Colton Pitonyak, a former UT student convicted for the 2005 slaying and dismemberment of 21-year-old Jennifer Cave in his West Campus apartment, was denied a new trial Wednesday by the Fifth U.S. Circuit Court of Appeals.
For six years, Pitonyak’s lawyers have unsuccessfully appealed the case based on an alternative-perpetrator theory. Pitonyak’s counsel has long claimed that his accomplice, former UT student Laura Hall, murdered Cave, citing confessions Hall made to fellow inmates while in prison.
The Fifth Circuit agreed to review Pitonyak’s case based on claims that prosecutors withheld evidence containing Hall’s confessions during the initial trial in 2007. Pitonyak was granted a hearing in August based on a subsequent Brady violation — a federal violation denying a defendant due process — which the judge called “perplexing and [deserving] of further review,” according to an official court document.
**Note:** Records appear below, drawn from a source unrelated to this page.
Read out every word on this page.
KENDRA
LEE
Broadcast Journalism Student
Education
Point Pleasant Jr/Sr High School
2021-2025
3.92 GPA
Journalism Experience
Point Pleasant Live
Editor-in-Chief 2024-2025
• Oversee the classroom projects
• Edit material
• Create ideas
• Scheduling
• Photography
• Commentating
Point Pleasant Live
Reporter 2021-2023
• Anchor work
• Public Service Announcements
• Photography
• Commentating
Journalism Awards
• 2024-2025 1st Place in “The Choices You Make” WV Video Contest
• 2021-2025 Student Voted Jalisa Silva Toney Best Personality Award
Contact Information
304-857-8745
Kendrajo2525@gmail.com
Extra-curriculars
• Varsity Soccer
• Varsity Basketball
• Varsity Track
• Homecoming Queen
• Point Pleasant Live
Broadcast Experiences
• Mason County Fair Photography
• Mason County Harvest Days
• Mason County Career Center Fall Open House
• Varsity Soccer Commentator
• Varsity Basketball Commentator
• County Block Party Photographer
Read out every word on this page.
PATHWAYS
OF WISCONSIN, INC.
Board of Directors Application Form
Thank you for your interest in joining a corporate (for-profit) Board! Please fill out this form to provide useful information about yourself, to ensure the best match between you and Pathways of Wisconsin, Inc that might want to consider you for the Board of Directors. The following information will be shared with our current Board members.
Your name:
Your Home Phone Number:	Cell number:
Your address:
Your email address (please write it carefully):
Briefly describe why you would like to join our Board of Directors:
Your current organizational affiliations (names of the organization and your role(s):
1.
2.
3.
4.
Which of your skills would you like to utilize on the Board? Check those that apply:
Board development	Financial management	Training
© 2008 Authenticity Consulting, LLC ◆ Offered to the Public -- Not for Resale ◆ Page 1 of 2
“Given the jailhouse context of Hall’s confession and its lack of corroboration and detail, the state court reasonably could have concluded that Hall’s statement could not overcome the overwhelming problems with an alternate-perpetrator theory,” the court said in Wednesday’s opinion.
Chris Perri, one of Pitonyak’s lawyers, said he is disappointed by the court’s decision, but maintains that the case is alive and well and plans to appeal the case to the U.S. Supreme Court.
Pitonyak is currently serving a 55-year prison sentence for the murder and mutilation of Cave, who was found shot and dismembered in a bathtub at Pitonyak’s West Campus apartment.
Hall, a friend of Pitonyak’s who is described as his jealous lover by court documents, is currently serving a 10-year sentence for tampering with evidence. Both fled to Mexico following the murder and were apprehended by authorities during their attempt to cross the border back into the U.S.